I’ve just done a search on google.co.uk using the term “Amy Wootten”+bus which reported 1,650 results! Well here’s another mention for AMY WOOTTEN and her BUS trip.
I too was once saved by technology, in my case a tachograph chart, which showed that the claimant was lying through their teeth! I wrote about it here in February 2007.
—————–
A customer issue this week

Now then, you’ll know that there is quite a lot of stuff I can’t always write about because it is politically or commercially sensitive but if you’ve been following a story in Bristol this week you’ll have seen the public side of something which has been going on and which I am going to make some comment about even though the case is not closed.
Earlier this week a young lady complained she had been ejected from a bus in Bristol for breastfeeding. According to her there was a complaint from another passenger, the driver threatened to call the police, and she was left humiliated by the roadside, in the rain, and forced to take a taxi, at some cost.
We swung into action with an apology, vouchers, flowers and of course there was the inevitable stuff with the press. The story went national and was all over the internet, in mothers’ rights columns as well as the daily newspapers.
Of course – we entirely respect the rights of mothers to breastfeed, apologised profusely but the whole thing was reputationally damaging.
In due course, having sat through hours of CCTV we conclude this report is complete fiction. A young lady resembling the complainant does board the bus at the time and place she says but actually breastfeeds completely without hindrance, and far from being thrown off the bus, alights of her own free will at the terminus. The CCTV entirely corroborates the driver’s version of events.
Of course we remain open to the possibilitity that she has the time and date wrong, although it is something of a co-incidence that a young lady of similar age and appearance was breastfeeding on the very bus her original complaint referred to. Although invited to view the CCTV footage, she prefers not to.

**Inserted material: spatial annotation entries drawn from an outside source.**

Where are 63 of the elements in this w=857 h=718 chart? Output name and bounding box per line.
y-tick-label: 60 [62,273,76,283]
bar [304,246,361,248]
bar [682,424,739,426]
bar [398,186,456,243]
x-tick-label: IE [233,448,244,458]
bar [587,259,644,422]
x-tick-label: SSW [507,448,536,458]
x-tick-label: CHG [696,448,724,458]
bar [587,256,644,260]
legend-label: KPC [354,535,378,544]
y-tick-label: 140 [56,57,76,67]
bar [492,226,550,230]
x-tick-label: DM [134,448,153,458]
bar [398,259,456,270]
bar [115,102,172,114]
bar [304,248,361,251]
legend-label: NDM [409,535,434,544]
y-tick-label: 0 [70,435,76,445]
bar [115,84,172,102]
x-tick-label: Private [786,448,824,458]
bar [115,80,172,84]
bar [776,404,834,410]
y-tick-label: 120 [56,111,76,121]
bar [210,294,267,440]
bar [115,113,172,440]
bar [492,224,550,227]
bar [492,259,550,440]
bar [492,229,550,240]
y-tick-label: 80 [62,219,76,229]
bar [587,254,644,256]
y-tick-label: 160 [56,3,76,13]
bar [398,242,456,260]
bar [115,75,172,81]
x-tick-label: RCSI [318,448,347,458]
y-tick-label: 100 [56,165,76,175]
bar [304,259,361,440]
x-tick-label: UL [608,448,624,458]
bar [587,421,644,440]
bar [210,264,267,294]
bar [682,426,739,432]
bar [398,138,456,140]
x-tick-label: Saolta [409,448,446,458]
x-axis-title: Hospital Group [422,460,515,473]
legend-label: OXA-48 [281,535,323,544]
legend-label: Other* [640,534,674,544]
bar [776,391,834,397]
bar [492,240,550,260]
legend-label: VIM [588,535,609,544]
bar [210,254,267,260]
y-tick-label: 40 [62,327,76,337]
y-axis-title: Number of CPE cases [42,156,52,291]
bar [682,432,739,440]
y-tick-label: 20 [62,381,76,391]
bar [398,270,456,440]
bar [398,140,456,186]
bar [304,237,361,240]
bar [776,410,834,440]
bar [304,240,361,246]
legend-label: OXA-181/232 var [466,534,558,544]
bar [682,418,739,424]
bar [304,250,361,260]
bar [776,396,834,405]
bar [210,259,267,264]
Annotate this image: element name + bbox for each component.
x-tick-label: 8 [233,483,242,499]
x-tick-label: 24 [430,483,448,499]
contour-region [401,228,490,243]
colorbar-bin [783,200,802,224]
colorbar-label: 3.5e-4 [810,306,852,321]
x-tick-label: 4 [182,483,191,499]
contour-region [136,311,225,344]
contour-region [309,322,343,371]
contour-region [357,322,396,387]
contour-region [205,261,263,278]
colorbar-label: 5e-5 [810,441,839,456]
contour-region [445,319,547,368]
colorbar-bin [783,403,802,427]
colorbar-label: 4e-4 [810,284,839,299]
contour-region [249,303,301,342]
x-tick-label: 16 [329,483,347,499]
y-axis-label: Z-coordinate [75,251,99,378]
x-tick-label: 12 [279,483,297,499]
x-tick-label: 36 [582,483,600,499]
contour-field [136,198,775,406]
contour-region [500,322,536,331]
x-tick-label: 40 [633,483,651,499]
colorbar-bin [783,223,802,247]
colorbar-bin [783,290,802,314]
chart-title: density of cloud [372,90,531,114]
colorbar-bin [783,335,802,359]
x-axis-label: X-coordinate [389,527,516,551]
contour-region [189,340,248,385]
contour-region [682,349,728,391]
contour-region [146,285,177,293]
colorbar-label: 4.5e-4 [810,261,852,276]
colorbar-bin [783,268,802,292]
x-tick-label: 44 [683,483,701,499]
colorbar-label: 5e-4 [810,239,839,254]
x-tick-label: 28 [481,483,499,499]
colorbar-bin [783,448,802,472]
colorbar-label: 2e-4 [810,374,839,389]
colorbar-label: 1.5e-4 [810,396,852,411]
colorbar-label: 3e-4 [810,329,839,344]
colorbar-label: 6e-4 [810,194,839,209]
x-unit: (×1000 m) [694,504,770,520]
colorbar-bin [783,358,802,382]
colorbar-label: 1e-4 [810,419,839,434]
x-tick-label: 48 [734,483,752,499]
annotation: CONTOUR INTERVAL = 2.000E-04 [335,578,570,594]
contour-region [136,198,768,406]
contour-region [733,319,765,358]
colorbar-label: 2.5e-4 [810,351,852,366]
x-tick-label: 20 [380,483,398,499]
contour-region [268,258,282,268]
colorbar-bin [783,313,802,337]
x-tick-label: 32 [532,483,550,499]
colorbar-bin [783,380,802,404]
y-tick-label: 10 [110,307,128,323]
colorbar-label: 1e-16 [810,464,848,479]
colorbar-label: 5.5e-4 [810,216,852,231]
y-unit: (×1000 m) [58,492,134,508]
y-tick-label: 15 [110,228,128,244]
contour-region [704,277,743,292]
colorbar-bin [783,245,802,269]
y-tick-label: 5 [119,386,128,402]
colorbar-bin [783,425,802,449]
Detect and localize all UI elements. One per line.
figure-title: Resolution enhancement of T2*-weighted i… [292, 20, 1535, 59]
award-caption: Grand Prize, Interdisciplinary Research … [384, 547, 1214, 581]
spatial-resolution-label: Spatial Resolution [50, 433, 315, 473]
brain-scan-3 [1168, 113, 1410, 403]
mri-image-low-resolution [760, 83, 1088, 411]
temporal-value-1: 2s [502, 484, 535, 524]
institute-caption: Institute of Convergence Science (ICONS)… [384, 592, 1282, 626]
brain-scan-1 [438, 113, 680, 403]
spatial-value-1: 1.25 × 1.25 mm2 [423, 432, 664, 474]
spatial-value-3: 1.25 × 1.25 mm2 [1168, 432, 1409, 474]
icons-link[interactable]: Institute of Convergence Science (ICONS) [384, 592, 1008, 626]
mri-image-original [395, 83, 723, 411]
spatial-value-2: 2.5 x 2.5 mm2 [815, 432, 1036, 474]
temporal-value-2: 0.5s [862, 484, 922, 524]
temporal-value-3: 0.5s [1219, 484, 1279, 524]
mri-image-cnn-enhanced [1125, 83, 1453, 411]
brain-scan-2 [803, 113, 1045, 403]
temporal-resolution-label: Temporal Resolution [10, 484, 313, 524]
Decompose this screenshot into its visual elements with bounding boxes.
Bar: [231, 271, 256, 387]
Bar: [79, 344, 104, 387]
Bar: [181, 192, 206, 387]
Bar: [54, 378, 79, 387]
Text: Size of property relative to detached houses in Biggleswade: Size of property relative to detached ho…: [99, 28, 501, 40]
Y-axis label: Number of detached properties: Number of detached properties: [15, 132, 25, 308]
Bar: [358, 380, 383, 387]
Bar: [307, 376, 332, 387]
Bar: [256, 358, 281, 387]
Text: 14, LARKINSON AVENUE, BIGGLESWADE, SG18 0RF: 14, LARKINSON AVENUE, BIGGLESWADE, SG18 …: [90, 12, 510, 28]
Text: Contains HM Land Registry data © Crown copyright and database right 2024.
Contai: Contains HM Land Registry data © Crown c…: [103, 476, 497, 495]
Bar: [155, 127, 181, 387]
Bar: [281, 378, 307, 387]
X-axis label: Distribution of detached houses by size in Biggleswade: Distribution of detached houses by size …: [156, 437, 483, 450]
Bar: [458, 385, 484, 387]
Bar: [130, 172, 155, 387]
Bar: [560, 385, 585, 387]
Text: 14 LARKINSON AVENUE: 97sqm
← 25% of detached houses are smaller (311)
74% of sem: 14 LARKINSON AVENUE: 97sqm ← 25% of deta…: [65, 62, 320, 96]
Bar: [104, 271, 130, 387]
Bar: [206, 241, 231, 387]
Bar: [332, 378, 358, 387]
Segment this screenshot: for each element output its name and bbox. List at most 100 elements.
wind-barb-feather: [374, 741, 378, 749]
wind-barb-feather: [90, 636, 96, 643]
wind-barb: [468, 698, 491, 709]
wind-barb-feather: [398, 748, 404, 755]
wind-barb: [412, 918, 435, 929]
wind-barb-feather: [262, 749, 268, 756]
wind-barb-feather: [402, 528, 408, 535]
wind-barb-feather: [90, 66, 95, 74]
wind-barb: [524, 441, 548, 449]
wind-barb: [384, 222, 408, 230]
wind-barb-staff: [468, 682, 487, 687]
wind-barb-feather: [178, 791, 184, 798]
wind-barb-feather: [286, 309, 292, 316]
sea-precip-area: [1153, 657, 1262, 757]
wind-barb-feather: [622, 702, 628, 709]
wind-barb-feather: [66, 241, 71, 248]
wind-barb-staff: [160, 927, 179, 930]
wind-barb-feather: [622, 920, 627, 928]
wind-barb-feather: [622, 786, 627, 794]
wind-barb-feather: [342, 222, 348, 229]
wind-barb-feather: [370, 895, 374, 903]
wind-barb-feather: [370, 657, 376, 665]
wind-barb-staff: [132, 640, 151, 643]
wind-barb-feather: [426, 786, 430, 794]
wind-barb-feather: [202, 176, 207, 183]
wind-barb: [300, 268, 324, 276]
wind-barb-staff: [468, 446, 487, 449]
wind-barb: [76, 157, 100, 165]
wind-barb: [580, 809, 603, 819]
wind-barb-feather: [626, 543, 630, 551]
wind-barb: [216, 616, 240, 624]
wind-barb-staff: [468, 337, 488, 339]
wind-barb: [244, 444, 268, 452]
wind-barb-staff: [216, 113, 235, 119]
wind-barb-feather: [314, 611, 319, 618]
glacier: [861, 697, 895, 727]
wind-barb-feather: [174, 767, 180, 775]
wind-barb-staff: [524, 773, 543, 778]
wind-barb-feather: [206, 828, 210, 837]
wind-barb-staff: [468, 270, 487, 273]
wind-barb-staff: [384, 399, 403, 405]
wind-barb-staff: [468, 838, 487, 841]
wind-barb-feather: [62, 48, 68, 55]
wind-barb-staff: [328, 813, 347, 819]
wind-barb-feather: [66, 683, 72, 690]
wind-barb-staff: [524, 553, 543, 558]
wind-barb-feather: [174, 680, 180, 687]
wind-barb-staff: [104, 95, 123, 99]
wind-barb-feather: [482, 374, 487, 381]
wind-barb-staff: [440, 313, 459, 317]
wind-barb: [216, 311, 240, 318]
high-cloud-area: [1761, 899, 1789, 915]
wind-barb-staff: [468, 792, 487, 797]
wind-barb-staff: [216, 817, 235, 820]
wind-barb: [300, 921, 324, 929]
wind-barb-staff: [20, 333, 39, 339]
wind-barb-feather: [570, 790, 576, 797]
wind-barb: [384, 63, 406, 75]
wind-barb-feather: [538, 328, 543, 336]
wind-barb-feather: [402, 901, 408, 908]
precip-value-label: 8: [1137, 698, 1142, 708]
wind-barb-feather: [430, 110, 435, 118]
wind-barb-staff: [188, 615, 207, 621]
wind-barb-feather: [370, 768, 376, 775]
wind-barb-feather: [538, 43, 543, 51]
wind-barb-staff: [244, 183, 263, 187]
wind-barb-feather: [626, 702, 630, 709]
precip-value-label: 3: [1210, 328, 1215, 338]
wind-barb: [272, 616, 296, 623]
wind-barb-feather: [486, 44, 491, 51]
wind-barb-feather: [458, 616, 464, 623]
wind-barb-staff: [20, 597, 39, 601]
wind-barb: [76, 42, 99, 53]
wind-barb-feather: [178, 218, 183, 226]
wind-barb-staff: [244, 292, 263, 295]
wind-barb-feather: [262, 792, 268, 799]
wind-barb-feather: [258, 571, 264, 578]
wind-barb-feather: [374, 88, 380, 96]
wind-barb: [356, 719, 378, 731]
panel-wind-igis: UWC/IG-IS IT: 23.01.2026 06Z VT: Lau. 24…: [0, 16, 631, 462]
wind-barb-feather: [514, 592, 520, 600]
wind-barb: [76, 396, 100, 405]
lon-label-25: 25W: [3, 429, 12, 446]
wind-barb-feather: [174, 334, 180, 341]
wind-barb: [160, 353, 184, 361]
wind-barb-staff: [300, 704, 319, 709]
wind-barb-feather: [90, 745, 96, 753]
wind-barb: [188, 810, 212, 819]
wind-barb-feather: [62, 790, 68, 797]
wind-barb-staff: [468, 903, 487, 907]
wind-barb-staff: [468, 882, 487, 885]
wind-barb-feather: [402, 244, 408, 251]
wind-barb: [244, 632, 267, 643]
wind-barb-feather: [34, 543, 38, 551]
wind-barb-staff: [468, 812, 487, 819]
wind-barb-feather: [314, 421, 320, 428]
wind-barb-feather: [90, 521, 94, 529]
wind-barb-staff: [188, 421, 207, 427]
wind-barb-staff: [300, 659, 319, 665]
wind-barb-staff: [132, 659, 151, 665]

And why am I telling you this? Well firstly because it is fair to say that there was a natural assumption by many that the lady was being truthful and the driver was in the wrong. I sincerely regret that he was put in such a position. And secondly because whilst the media was quick to highlight the story, so far only the Bristol Evening Post has had the courage to run a new page 1 and page 2 story setting out the facts as they are now appear to be.
For everyone else in the UK we will be remembered as the miserable, narrow-minded bus company which ejected an innocent mother in winter.
But fortunately the internet spreads very quickly around the world. Even this blog can be read by ordinary people, encouraged and asssted by the power of search engines. So for this reason, and to set the record straight, I have no hesitation in referring to Amy Wootten of Stockwood, Bristol, England who, it appears, was never forced off a bus in the way described in her complaint to the media and to apologise to Rob Stone, our driver, for the brief period this week when in the Court of Public Opinion it was taken for granted that he had acted improperly.
This is a matter which is not yet concluded. Further representations and evidence may yet come to light. However this information is correct to the best of my knowledge at this time (Saturday night) and I publish it now to place it in the public domain whilst the issue remains topical in the minds of the public at large.